As explained in detailed before, chashmal is one and the same as the Or HaGanuz, the primordial light of Creation. The mysteries of this power are concealed within God’s Throne, to be revealed in the World to Come. On the Tree of Life, the first and top Sefirah is Keter, literally the “Crown” of God. Tiferet is directly beneath it, and is His Throne of Glory (see, for instance, Bahir #146). Further still is Yesod, “Foundation”, which is the “footstool” of God. Finally, there’s Malkhut, the “Kingdom” which He rules over. It is within the Throne of God that the Or HaGanuz is concealed (Yalkut Shimoni, Isaiah 499). The same Midrash says that the light of Mashiach is here, too, concealed in God’s Throne, in Tiferet, the place from which Redemption will come.
In Ma’amar HaGeulah, the Ramchal (Rabbi Moshe Chaim Luzzatto, 1707-1746) explains the process of Redemption in great detail. Based on earlier sources, he outlines how the Redemption comes in two phases: first Pekidah, and then Zekhirah (see chapters 20-24). The first corresponds to Yesod, the second and more significant to Tiferet. This is because the two big corrections necessary in the world are regarding sexuality, and truth/balance. We see both issues clearly in the world around us, where all logic, restraint, and morality has disappeared regarding sexual matters, and where truth is nearly impossible to uncover.

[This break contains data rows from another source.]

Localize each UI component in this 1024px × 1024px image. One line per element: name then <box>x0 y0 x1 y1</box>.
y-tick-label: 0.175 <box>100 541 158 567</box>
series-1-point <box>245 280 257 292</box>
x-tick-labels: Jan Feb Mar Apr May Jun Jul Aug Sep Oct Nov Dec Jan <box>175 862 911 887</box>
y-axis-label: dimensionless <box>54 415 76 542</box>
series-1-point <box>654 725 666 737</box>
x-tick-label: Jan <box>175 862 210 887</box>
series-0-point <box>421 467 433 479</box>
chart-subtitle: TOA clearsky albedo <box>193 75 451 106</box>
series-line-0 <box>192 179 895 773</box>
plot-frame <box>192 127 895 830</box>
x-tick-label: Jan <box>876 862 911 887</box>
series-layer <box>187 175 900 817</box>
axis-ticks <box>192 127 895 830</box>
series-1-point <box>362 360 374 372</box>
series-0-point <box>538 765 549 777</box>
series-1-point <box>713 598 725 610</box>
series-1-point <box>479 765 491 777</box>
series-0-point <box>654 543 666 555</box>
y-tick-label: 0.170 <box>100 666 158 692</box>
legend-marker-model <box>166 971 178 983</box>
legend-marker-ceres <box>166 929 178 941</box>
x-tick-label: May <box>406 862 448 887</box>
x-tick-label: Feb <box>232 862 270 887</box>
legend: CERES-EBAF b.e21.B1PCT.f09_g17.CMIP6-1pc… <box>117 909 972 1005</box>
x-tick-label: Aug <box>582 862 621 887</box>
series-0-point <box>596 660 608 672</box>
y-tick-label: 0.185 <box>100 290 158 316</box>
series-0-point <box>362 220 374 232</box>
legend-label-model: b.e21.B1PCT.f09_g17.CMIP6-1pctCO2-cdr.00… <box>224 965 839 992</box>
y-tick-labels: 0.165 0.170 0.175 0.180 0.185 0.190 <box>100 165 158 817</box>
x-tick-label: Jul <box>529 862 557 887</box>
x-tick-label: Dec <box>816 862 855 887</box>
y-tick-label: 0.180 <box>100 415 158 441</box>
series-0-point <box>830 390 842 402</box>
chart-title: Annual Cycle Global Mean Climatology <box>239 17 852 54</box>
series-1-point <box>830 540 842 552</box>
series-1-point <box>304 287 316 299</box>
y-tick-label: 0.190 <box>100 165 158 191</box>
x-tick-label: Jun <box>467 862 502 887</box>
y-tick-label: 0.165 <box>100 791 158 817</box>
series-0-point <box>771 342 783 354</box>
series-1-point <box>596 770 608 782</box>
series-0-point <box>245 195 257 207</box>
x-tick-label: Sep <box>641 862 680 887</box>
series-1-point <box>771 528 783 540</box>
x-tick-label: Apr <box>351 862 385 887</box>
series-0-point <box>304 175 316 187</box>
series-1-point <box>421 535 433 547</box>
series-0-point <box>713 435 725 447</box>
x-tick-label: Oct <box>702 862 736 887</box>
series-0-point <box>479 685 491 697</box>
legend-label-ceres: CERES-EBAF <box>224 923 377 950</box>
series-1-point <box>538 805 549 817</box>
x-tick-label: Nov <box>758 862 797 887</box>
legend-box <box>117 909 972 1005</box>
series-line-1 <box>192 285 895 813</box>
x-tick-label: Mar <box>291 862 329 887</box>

The world is saturated with misinformation and lies, fake news, Pallywood, bad science and pseudoscience, indoctrination instead of education, widespread corruption, government and media in the pockets of corporations, extensive censorship and social media policing (usually in the wrong places), manipulation of public opinion, and all kinds of other mistruths. Society is more polarized than it has ever been, with unbalanced extremists on all sides, each pushing a particular biased view, always with a hidden agenda.
The greatest truth that the world seeks to extinguish is that of God and His absolute dominion and unity. As dark as it may seem now, we must take comfort knowing that, at the end, “God will be One and His Name will be one.” (Zechariah 14:9) This, the Ramchal explains (ch. 29), is referring to the unification of Tiferet and Malkhut, the infusion of divine Truth into this lower world; the return of Heaven down to Earth. All the realms will then be unified, and God’s glory will be openly revealed to all the righteous—who stood up for truth, life, and mercy, for Tiferet, against all odds. They will merit to bask in His eternal light.
Shana Tova u’Metuka!
*Tiferet is also represented by the letter shin (ש), which is a fusion of three vavs, representing the balance between Chessed, Gevurah, and Tiferet. See Sha’ar HaPesukim on Shemot.
**As we learn from Genesis 1:2, nature is imbued with Ruach Elohim, the “Spirit of God.” The gematria of this term (רוח אלהים) is 300, equal to the letter shin. As stated in the footnote above, shin is another letter rooted in Tiferet, with its three branches representing cosmic balance.